At the cafes and tavernas, wine arrives in tin tumblers filled to the brim. (You can order 225 milliters up. 240 milliters equals a cup. ) I usually do “up.” As an author of books about French wine and food, I tend to be a little persnickety. Here I have no idea of the origin of the wine I am drinking. In one café I peeked into the fridge when it was being dispensed into the copper tumbler and was slightly shocked to see it poured from a large plastic container. I closed my eyes and ordered another tumbler, 225 milligrams this time.  

The white potato. (French fries!) I know many Americans thrive on French fries, but I have shunned the white potato for a long time now. I went shopping the other day, and the owner stopped me when I put my hand on the wrong potato, pointing me to another box with a big smile on his face. It turns out Rhodes is known for her potatoes. Before cooking them, I held them to my nose and was greeted with a bouquet of earth, of fecundity. My friends and I have order Greek salad (feta, tomato, cucumber, olives) and potatoes (i.e., French fries) for late supper in the café, as the owner’s cooking leaves much to be desired.

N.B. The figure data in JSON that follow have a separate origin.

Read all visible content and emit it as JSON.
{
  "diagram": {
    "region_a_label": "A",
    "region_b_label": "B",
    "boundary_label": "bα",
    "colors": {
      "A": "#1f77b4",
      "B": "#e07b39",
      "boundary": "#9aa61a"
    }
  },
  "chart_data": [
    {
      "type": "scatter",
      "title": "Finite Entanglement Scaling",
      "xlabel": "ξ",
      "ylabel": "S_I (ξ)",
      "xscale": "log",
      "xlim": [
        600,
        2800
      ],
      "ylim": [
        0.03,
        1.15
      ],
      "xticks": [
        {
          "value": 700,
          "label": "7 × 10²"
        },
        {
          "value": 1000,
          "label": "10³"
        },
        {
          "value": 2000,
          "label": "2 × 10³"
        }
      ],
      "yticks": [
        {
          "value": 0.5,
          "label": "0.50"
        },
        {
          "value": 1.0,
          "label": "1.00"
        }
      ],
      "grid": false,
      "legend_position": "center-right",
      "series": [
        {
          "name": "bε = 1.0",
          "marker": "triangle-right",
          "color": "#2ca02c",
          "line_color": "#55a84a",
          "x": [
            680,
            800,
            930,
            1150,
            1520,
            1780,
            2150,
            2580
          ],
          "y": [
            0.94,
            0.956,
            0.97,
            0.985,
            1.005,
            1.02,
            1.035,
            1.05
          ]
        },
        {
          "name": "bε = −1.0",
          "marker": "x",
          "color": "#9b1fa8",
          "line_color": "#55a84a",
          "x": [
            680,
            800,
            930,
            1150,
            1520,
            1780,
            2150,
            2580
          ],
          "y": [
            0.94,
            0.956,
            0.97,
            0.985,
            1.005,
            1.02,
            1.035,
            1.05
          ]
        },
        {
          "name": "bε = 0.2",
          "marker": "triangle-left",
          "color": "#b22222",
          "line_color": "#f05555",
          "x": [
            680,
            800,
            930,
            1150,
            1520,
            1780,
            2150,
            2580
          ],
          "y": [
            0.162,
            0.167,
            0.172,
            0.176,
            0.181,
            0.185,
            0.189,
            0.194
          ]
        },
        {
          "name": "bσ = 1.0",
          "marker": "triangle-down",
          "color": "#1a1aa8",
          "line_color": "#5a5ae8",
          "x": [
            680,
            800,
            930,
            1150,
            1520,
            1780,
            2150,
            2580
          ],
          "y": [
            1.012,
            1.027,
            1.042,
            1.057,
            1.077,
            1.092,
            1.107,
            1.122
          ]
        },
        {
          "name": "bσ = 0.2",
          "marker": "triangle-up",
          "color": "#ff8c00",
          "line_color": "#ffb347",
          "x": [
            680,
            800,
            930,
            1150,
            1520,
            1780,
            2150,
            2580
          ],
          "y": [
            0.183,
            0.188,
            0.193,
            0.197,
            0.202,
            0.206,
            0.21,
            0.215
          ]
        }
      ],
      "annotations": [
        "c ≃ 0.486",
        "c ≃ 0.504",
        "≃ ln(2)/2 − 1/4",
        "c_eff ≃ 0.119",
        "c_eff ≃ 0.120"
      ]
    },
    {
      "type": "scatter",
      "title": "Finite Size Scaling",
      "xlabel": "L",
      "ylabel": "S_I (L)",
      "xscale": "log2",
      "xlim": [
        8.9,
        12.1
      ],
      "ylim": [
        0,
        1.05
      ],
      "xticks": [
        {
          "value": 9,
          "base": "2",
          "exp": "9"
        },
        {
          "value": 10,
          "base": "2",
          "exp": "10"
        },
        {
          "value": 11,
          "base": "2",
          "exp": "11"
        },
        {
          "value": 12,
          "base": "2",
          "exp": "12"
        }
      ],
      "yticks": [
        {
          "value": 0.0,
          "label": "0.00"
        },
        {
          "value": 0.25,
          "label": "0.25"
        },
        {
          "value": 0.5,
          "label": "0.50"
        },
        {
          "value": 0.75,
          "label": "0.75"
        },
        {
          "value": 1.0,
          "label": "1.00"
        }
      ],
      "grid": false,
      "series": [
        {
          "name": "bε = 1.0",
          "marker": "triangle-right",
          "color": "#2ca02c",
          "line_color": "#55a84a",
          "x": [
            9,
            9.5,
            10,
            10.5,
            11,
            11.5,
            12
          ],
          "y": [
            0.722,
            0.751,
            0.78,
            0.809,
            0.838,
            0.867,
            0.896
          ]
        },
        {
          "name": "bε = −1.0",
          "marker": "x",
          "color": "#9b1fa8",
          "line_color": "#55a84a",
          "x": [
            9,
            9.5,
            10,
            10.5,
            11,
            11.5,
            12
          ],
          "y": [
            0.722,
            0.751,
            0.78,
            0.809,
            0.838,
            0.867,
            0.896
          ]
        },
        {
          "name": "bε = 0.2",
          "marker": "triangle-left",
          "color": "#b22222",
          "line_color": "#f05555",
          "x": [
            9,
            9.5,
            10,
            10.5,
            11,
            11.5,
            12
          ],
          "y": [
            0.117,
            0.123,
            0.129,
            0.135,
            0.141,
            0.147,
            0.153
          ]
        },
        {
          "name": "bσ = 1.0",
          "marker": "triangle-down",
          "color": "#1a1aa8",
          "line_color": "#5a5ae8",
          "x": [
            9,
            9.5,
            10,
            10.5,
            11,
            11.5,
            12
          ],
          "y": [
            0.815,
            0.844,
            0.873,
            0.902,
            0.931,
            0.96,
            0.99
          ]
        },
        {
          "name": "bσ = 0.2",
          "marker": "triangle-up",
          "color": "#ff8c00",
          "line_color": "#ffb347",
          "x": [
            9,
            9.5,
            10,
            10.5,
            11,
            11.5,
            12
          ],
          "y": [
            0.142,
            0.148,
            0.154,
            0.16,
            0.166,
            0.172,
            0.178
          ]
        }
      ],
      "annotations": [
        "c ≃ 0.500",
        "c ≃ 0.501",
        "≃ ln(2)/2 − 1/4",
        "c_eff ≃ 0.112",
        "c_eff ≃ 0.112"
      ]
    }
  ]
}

Sleep. A plethora of articles in the U.S. have added another stress to our lives. If you don’t sleep eight straight hours, etc.  Oh dear! It took time for me to adapt to time on Rhodes. Many continue to adhere to the tradition of the siesta. I decided that if I wasn’t going to keel over from exhaustion, I would do as the Rhodians do.  So, I awoke around eight, worked on my novel, had a late lunch, and enjoyed a siesta at three.  (Why not? The shops are closed anyhow, as owners are enjoying quiet time, or naps, not sure which.)  At five I’m ready to go again, usually joining friends at 7:30, and retire at midnight or after.

Americans have the last word on exercise. A yoga class is conducted twice a week in the village I’m calling home, which is free. But exercise is also built into the terrain. The stroll through the village to purchase homemade bread is an aerobic workout. I learned trails to the sea, some days walking for two hours. On the island of Symi, an enchanted island, where I spent two days, I watched elderly people climbing steep stairs to their homes overlooking the village. 

                  So what are the results of my newly adopted laissez-faire lifestyle?  I found myself writing more, but not at scheduled times. Long walks on the beaches were followed by evenings of drinking wine, dancing with Nikos in the café and feeling high on life (and maybe the bagged wine). I adored the many dishes that arrived at the table in the local restaurants—warm eggplant salad, fava bean dip, Greek salad, fish egg dish, and many more; followed by lamb ribs or goat, and a favorite, slices of fresh oranges picked that morning dusted with cinnamon.  One day a friend drove my daughter and me to the Elanos Hotel located up a narrow, long, winding road to the top of a mountain. Ordered to be built by Mussolini during the 1930s, Ramsey said the empty, old-fashioned, elegant rooms reminded her of a Stephen King novel. We feasted on outrageous desserts, followed by coffee, laughing hysterically at our recklessness.

While in Rhodes, I traveled to places the average tourist could never imagine, to heights that offered the perspective of birds--sometimes with seatbelt, sometimes without—and took a mind-spinning rocky trail down to a beach that is inaccessible by car. It struck me one day that I had entered a 1969 time capsule, back to the time I lived in Paris in a tiny apartment with my boyfriend and a gay couple, Teddy and Jean-Luc, where everyone smoked, seatbelts hadn’t been invented, wine flowed, an American had landed on the moon—and there was absolutely nothing to worry about.